Шрифт:
Интервал:
Закладка:
— Знаешь анекдот? В купе едут грузин и прекрасная девушка. Он напряженно наблюдает за ней, а она читает книгу. Наконец, он не выдерживает. «Дэвушка, пачему ти молчишь?» Она: «Хочу и молчу!» Он кричит с восторгом и возмущением: «Хочет! И молчит!»
Зина рассмеялась и показала пальчиком:
— Во-он там съезд…
Вернулись они домой, разморенные жарой и словно измочаленные, к трем часам. В машине лежали сумки, набитые лекарствами, и картонные ящики. Все-таки и на это хватило времени. Грязнов посмотрел, подозвал Дусю и что-то забавное прошептал ей на ухо. Она заулыбалась, но тут же убежала на кухню и притащила на стол в большой комнате целый чан наваристой, золотистой ухи. Сели есть. Дуся долго молчала, и видно было, что это ей давалось с трудом, а потом все же спросила нейтральным таким тоном:
— Про лекарства-то хоть не забыли?
— Целую машину, — не обратив внимания на интонацию, ответил Турецкий. — Вот пообедаем и разгружаться поедем. А что, уже надо чего-нибудь? — И сам испытующе посмотрел на хозяйку, да так, что та невольно вспыхнула. А Зина, с трудом подавив смешок, быстро, искоса, кинула взгляд на Саню, но тот проявил максимум хладнокровия, ничего якобы не понял, и все успокоились…

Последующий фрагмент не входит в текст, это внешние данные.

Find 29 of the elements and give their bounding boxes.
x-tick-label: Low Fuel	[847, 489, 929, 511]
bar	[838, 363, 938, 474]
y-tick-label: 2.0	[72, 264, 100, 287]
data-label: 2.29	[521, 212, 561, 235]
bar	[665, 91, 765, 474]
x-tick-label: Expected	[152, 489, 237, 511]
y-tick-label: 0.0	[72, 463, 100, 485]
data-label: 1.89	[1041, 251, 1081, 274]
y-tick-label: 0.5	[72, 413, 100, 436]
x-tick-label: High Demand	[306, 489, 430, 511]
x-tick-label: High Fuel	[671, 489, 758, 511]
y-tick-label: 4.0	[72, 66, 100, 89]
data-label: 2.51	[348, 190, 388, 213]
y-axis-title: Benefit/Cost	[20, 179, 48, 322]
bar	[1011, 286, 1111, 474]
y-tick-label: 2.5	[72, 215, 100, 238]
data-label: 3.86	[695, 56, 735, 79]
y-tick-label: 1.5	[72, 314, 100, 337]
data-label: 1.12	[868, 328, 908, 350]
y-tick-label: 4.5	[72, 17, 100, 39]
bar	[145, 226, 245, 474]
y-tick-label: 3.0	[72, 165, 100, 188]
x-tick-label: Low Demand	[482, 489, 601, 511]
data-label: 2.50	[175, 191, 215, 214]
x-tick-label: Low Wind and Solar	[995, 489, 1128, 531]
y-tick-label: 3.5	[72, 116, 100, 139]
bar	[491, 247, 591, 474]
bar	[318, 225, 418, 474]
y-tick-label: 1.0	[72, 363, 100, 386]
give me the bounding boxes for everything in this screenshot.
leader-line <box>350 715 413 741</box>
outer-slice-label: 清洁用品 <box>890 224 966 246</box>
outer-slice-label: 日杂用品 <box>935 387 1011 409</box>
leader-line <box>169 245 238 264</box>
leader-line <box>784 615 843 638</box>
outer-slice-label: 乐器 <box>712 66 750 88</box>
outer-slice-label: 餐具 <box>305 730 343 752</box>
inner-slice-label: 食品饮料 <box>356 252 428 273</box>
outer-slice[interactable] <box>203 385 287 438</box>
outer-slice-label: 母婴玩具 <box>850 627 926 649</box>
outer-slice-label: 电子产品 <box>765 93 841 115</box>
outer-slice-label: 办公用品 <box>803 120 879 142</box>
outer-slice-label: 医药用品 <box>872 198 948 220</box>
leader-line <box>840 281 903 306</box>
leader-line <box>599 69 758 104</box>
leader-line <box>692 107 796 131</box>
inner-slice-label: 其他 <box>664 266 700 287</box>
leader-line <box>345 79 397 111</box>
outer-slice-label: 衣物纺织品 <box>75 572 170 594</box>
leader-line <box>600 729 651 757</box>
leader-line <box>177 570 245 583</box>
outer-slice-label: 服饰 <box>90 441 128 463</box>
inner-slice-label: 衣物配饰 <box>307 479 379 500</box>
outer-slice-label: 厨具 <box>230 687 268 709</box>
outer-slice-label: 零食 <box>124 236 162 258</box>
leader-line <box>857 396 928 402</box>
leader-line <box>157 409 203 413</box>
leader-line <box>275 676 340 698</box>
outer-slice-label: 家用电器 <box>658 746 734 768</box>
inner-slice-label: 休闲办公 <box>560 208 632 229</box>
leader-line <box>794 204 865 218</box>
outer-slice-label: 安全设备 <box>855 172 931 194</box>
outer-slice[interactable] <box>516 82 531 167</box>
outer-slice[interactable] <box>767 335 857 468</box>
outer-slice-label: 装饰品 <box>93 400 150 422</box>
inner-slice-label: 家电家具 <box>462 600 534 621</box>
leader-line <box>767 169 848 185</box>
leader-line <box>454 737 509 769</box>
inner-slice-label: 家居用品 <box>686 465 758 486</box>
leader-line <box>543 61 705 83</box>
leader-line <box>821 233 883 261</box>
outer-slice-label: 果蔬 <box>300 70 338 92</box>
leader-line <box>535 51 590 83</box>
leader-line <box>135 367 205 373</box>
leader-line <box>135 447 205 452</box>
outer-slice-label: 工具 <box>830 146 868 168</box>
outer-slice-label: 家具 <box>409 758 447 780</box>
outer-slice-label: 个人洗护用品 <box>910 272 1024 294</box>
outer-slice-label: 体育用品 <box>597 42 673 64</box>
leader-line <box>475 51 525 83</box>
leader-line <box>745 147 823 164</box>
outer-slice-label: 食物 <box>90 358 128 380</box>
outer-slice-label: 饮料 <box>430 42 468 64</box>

Все оставшиеся дни отпущенной Турецкому недели они с Грязновым удили рыбу и приносили домой достаточно хорошую добычу. Хватало не только на еду до отвала, но и на вяленье Дусе уже для грядущей зимы. Зина прибегала теперь каждый вечер без приглашения, едва темнело, и оставалась с Саней до рассвета, изнывая от счастья и едва не плача от скорой разлуки. Как-то уж так получалось, что она стала неотъемлемой участницей Дусиных застолий.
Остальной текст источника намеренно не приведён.